Suaramuslim.net – Tiongkok memiliki banyak mata-mata di Indonesia. Karena itu, tidak mungkin Tiongkok punya niat menyerang Indonesia secara langsung. “Tiongkok itu punya banyak mata-mata di sini. Mereka melalui orang-orang binaannya ini bisa beli semua tanah dan pulau Jawa ini. Mereka mampu. Jadi untuk apa perang langsung dengan Indonesia.” Dalam teknik perang Sun Tzu, kalau lawan bisa ditekuk pakai pistol, ngapain pakai bom. Indonesia lagi lemah-lemahnya. (Hatta Taliwang, 7/1/2020)
Tanah dan Pengendalian Politik Ekonomi
Apa yang dikatakan Hatta Taliwang bisa menjadi potret lemahnya Indonesia di mata China. Penguasaan tanah yang demikian banyak dan menyebar di berbagai penjuru kota dan desa menjadi salah satu indikator adanya penguasaan etnis China atas wilayah Indonesia. Tidak bisa dipungkiri bahwa banyak tanah telah dibeli dan dimiliki oleh etnis China. Bahkan pembelian tanah bukan hanya ratusan meter persegi, tetapi puluhan atau ratusan hektar. Terlebih lagi di wilayah-wilayah terpencil, pelosok, berbukit atau pegunungan yang memiliki potensi ekonomi khususnya dikuasai etnis China.
Maka tidak heran bila satu persen etnis menguasai 90 persen aset tanah di Indonesia. Dengan penguasaan tanah yang demikian besar ini, maka etnis China leluasa menguasai dan mengendalikan politik ekonomi Indonesia.
Peristiwa di kepulauan Natuna merupakan potret kedaulatan Indonesia yang lemah di mata China. Adanya realitas kapal China yang memasuki wilayah Indonesia dan bebas mengambil ikan di perairan Indonesia merupakan contoh empirik. Ketika memperoleh peringatan untuk keluar dari wilayah perairan Indonesia, mereka tidak mengindahkan dan cenderung ingin melawan. Proses pengusiran dari wilayah Indonesia begitu alot dan sempat bersitegang. Ini menunjukkan bahwa Indonesia tidak dihargai atau dianggap lemah oleh China sehingga hampir menolak perintah mundur dari batas wilayah Indonesia.

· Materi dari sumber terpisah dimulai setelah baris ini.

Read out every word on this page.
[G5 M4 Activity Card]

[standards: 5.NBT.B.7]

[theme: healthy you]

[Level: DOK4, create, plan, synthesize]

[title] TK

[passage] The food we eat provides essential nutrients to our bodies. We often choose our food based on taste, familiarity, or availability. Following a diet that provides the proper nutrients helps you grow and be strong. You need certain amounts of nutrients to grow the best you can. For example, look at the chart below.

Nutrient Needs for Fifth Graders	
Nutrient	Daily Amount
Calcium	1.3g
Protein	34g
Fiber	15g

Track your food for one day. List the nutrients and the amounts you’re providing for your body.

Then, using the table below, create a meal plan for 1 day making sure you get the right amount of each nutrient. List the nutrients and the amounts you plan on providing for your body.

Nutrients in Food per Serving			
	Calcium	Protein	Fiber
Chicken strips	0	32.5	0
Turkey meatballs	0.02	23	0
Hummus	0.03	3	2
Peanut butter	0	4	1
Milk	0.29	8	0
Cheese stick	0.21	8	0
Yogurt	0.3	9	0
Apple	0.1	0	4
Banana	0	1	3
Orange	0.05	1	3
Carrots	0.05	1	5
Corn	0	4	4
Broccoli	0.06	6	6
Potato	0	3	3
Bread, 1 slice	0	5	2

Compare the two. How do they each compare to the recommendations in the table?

Peristiwa ini menunjukkan lemahnya Indonesia di mata China, sehingga memasuki wilayah negara lain dan memperoleh peringatan keras namun tak diindahkan dengan cepat. Keberanian kapal China tak mengindahkan peringatan kapal laut Indonesia menunjukkan bahwa kekuatan militer dipandang kurang memadai. Sesuai dengan hukum internasional, siapapun yang memasuki wilayah harus memperoleh izin negara pemilik territorial. Alih-alih segera pergi menjauh, kapal China justru seolah menantang Indonesia.

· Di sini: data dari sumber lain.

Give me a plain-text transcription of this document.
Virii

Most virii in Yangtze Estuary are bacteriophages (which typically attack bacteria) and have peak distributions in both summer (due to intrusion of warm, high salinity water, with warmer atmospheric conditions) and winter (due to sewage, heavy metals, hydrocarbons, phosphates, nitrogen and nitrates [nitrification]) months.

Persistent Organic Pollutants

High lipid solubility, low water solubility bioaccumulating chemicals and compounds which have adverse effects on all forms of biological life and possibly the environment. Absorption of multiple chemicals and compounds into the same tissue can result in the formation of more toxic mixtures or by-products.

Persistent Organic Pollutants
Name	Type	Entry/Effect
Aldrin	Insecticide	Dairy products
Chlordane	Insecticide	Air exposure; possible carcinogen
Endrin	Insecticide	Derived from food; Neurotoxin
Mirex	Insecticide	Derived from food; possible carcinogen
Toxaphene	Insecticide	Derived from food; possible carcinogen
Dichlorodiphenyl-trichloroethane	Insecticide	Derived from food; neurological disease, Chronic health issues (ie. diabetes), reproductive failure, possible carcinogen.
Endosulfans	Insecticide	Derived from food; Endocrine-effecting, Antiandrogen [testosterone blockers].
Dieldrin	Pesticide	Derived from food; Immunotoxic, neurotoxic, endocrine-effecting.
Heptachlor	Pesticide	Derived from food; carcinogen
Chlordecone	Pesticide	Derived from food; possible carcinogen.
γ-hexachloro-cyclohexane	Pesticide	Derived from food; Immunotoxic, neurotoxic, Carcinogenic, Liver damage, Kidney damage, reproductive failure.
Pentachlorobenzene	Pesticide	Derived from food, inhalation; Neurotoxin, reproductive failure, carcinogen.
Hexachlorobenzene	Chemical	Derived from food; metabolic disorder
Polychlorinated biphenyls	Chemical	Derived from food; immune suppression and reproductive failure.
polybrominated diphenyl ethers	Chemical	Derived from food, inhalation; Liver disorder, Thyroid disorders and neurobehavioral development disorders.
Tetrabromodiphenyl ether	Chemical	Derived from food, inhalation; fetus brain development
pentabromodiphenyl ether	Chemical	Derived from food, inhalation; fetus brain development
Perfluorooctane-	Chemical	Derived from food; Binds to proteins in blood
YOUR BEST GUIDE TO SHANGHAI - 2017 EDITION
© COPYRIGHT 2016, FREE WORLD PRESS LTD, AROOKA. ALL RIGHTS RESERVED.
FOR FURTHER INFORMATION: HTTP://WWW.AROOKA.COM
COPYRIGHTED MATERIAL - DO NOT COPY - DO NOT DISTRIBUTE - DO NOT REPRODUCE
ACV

Kasus ini jelas-jelas China telah menginjak-injak wilayah negara Indonesia, dan China ingin menunjukkan dunia bahwa dirinya memiliki kekuatan dengan tidak mematuhi aturan ketika memasuki wilayah negara lain. Namun anehnya, kasus ini tidak membuat elite tertinggi Indonesia mereaksi dengan menuntut China, tetapi justru ingin meredakan peristiwa ini.
Kasus Natuna dan Pengalihan Isu?
Fenomena kapal China di kepulauan Natuna ini jelas menunjukkan kepada dunia bahwa Indonesia sangat lemah dan tidak memiliki kekuatan ketika ada kapal negara lain yang memasuki wilayahnya. Tidak adanya protes kepada pihak keamanan dunia menunjukkan negara China yang kuat dan Indonesiaa yang lemah. Ketergantungan Indonesia (utang) yang demikian besar kepada China, serta etnis China yang menguasai tanah, politik dan ekonomi Indonesia merupakan jawaban atas tidak adanya tuntutan Indonesia pada Mahkamah Internasional.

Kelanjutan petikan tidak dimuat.